LISBON — I saw a promo for the TV news where outgoing Gov. John Baldacci said he wished he had communicated better with the people of Maine. I am not sure what he meant, but I have wished the same thing. I wish he had tooted his own horn a little more about the improvements his administration made in the child protective system.

Before Baldacci, there were more than 3,000 children in foster care in Maine — percentage-wise, the fourth-highest amount in the nation. Now there are 1,569.

Before Baldacci, fewer than 4 percent of our foster kids were in kinship placements with relatives who already knew and loved them. Workers at the old Department of Human Services took pride in repeating, “In Maine, we believe the apple doesn’t fall far from the tree” — even though studies showed that kinship placements were far safer than placements with strangers.

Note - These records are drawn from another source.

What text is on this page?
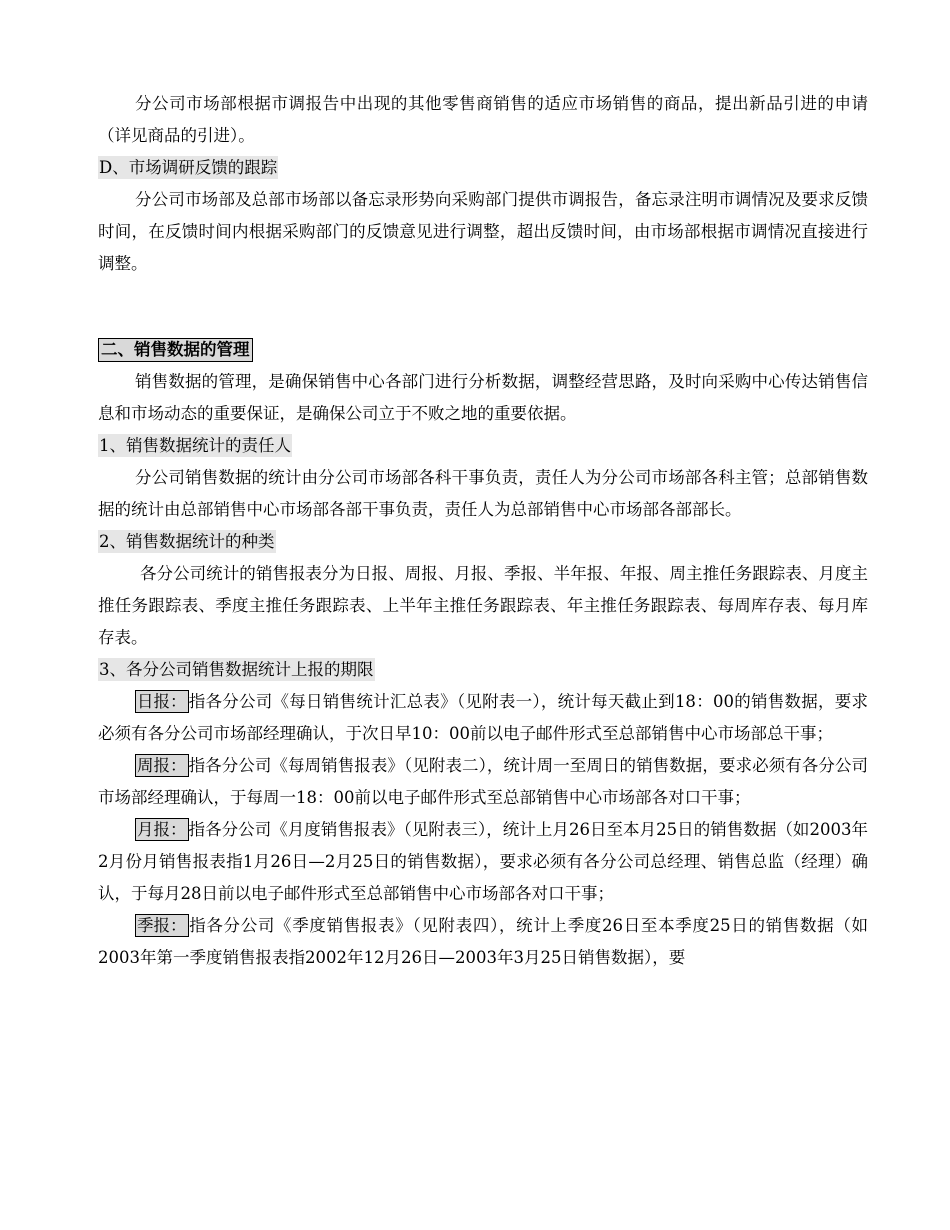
分公司市场部根据市调报告中出现的其他零售商销售的适应市场销售的商品，提出新品引进的申请（详见商品的引进）。

D、市场调研反馈的跟踪

分公司市场部及总部市场部以备忘录形势向采购部门提供市调报告，备忘录注明市调情况及要求反馈时间，在反馈时间内根据采购部门的反馈意见进行调整，超出反馈时间，由市场部根据市调情况直接进行调整。

二、销售数据的管理

销售数据的管理，是确保销售中心各部门进行分析数据，调整经营思路，及时向采购中心传达销售信息和市场动态的重要保证，是确保公司立于不败之地的重要依据。

1、销售数据统计的责任人

分公司销售数据的统计由分公司市场部各科干事负责，责任人为分公司市场部各科主管；总部销售数据的统计由总部销售中心市场部各部干事负责，责任人为总部销售中心市场部各部部长。

2、销售数据统计的种类

各分公司统计的销售报表分为日报、周报、月报、季报、半年报、年报、周主推任务跟踪表、月度主推任务跟踪表、季度主推任务跟踪表、上半年主推任务跟踪表、年主推任务跟踪表、每周库存表、每月库存表。

3、各分公司销售数据统计上报的期限

日报： 指各分公司《每日销售统计汇总表》（见附表一），统计每天截止到18：00的销售数据，要求必须有各分公司市场部经理确认，于次日早10：00前以电子邮件形式至总部销售中心市场部总干事；

周报： 指各分公司《每周销售报表》（见附表二），统计周一至周日的销售数据，要求必须有各分公司市场部经理确认，于每周一18：00前以电子邮件形式至总部销售中心市场部各对口干事；

月报： 指各分公司《月度销售报表》（见附表三），统计上月26日至本月25日的销售数据（如2003年2月份月销售报表指1月26日—2月25日的销售数据），要求必须有各分公司总经理、销售总监（经理）确认，于每月28日前以电子邮件形式至总部销售中心市场部各对口干事；

季报： 指各分公司《季度销售报表》（见附表四），统计上季度26日至本季度25日的销售数据（如2003年第一季度销售报表指2002年12月26日—2003年3月25日销售数据），要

Now 30 percent of our foster kids are with relatives, many going directly to those relatives without a single night spent in foster care.

SAFETY IMPROVEMENTS

Now the emphasis is on keeping families together to weather life’s storms with the support of Family Wraparound Teams. And our safety numbers have never been better.

It wasn’t all Baldacci’s doing. As he said when I met him at the State House, “Changing DHS is like turning around a steamship at sea. You need a lot of people pushing and you can’t stop for a minute or it will drift back.” He put the right leaders in place and then encouraged and supported, while they pushed and pushed and pushed.

Obviously those leaders he put in place deserve credit and thanks. Jack Nicholas came out of retirement to lead DHS as it merged with the Department of Behavioral and Developmental Services to create the Department of Health and Human Services, and reformed its child protective system. Nicholas met with our group, the Maine Alliance for DHS Accountability and Reform, three days after he was named commissioner. When he went back into retirement, Brenda Harvey took his place and continued his good work.

Jim Beougher moved here from Michigan with the sole purpose of making our child protective system actually protect children and their families. He understood from his experience in Michigan, as well as from all the recent studies, that children do better with their birth families in all but the most severe circumstances. And that keeping families together is cheaper than ripping them apart.

His proudest accomplishment may be getting Maine kids out of the group homes and institutions, now considered to be ineffective at raising kids, but great at raking in money. My last two foster kids were great examples of that. Brother and sister spent three years in separate institutions when they had a perfectly good grandmother across state lines who was a nurse and a licensed foster parent. That cost the state of Maine close to a million dollars.

Maine’s success has been so dramatic that we were finalists for Harvard’s prestigious Innovations in American Government Awards last year. Other states now come to Maine to learn how we did it.

That is why the National Coalition for Child Protection Reform calls Jan. 31, 2001, “the day child welfare changed” and adds “and not just in Maine.” Because that day, 10 years ago this month, is the day a 5-year-old girl named Logan Marr died at the hands of her foster mother.

Logan is the other person these reforms would not have happened without.

MAKING THEM LISTEN

It is not that no one noticed that DHS was out of control before Logan died. Many good people were trying to bring attention to the problem without success. Logan’s death made lawmakers listen. Her sweet face made the public care.

But Logan died 10 years ago and John Baldacci became governor eight years ago. For two years there was plenty of talk but no action. It took the new governor to turn emotion into action and get Maine on the road to reform.

All the players in these reforms, including the frontline workers, can pat themselves on the back for a job well done. But Logan’s family is still living without her.

I am sure they would rather have her back than hear how important she was to the state of Maine but no one can do that for them. All we can do on the 10th anniversary of her death Jan. 31 is thank them for their dignity and say we are sorry.